During the discussion on March 25, CSEW member I.D. gave powerful examples from recent history, including the Greek students’ occupation of the Polytechnic University in Athens. He stressed: “what we are debating here is a question of strategy and program.”

Hostos activist C.M. talked about the crucial experience of the Mexican UNAM strike of 1999-2000 – where we succeeded in getting the powerful electrical workers union to build a workers defense guard (see Internationalist pamphlet The UNAM Strike and the Fight for Workers Revolution [2000]).

The struggle is international, and holds crucial lessons for all of us activists at CUNY. When I say we ignore them at our peril, I mean that literally.

The struggle of ideas reflects, and contributes to, the class struggle. A fashionable philistinism – sometimes decked out in postmodern garb, sometimes couched in New Left-inspired demagogy against “ideological squabbles” – may try to dismiss it all with a haughty wave of the hand. But programmatic differences have practical consequences.

“Students and Labor: Shut the City Down!”

As we all know, CUNY is not an elite university like NYU or the New School. At CUNY, the administration will not hesitate to unleash serious police violence against any militant-seeming action that it perceives as being isolated. The class approach is key to avoiding such isolation. Among other things, it means working actively to link up, now, to organizations and groups of workers, immigrants, African American, Latino and Asian communities, and others targeted by the cuts and hikes, together with activists at SUNY, NYU, the New School, Pace, F.I.T., Columbia and other campuses. The key is being able to mobilize real power – the kind that the working class, with its ability to shut down productions and transport, actually has.

On March 5 and on March 25, hundreds of protesters responded with enormous enthusiasm to our chant, “Students and labor, shut the city down!” It is no exaggeration to say that this slogan has caught on like wildfire since comrade A.L. coined it at a militant rally outside the New School last December. Students can’t do it alone – but linking up with the working class, it can and must be done. Historical amnesia on labor’s role in past struggles only serves a program that puts labor on the back burner in the struggles of today. Conversely, the real history is an important tool for a class-struggle program actually capable of winning victories today.

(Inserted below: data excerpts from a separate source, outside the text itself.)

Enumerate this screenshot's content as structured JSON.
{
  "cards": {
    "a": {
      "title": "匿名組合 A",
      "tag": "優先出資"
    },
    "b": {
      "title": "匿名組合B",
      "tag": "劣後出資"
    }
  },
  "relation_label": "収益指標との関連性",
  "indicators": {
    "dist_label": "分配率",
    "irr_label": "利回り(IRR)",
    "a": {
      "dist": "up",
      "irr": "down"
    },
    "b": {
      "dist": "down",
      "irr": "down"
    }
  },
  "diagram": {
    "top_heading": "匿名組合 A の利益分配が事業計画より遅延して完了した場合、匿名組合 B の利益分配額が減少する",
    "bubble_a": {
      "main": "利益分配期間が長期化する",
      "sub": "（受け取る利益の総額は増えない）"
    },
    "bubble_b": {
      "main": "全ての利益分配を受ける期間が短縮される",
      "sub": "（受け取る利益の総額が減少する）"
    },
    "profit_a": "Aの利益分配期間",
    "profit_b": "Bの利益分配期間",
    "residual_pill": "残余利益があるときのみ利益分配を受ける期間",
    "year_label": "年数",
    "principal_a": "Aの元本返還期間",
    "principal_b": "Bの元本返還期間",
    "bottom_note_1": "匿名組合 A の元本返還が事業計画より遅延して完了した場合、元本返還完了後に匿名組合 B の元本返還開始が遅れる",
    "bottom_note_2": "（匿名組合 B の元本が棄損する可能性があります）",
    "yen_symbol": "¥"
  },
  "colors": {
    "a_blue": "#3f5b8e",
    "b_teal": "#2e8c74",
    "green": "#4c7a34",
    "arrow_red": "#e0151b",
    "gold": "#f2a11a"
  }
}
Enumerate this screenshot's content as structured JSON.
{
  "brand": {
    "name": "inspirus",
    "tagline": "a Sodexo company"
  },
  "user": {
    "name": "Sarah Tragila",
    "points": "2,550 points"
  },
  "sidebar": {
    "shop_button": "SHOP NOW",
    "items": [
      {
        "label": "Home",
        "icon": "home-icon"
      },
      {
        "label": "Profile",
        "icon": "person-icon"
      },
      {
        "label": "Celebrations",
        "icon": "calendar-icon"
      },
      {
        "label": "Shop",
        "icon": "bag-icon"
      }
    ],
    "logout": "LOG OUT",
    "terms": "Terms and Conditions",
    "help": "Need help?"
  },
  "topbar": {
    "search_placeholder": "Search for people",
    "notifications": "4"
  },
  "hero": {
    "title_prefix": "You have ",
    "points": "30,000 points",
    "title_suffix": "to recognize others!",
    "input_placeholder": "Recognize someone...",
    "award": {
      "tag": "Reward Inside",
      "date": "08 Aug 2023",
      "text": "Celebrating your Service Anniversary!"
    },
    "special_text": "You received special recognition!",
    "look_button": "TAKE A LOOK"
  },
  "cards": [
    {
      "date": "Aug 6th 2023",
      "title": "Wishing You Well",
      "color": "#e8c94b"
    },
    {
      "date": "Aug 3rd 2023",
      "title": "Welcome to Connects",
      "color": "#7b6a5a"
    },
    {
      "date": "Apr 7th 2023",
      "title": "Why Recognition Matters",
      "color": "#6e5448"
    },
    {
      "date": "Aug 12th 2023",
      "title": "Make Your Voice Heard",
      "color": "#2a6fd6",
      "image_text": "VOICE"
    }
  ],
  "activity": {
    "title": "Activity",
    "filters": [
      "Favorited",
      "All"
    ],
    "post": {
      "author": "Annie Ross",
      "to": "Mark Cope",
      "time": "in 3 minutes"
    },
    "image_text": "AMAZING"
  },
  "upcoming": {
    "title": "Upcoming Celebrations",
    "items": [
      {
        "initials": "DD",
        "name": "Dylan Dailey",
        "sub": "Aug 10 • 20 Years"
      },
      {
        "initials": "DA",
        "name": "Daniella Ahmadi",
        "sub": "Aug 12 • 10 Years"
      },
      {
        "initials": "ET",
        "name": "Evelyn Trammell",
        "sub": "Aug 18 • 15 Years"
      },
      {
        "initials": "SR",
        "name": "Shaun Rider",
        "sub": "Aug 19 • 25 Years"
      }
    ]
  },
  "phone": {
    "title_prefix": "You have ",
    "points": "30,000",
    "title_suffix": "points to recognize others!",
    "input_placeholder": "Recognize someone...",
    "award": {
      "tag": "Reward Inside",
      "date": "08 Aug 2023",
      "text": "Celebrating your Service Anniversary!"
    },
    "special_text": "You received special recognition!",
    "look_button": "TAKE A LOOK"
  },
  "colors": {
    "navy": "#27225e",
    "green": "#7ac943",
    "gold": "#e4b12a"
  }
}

The fact of the matter is that for huge numbers of working-class New Yorkers, defending the right to go to CUNY is a question of direct and clear class interest. Any strategy that fails to give “priority” to that fact is not only based on a counterposed class outlook, but is an obstacle to actually winning. Because we are serious about winning, we view this political debate as a crucial – indeed central – part of the fight.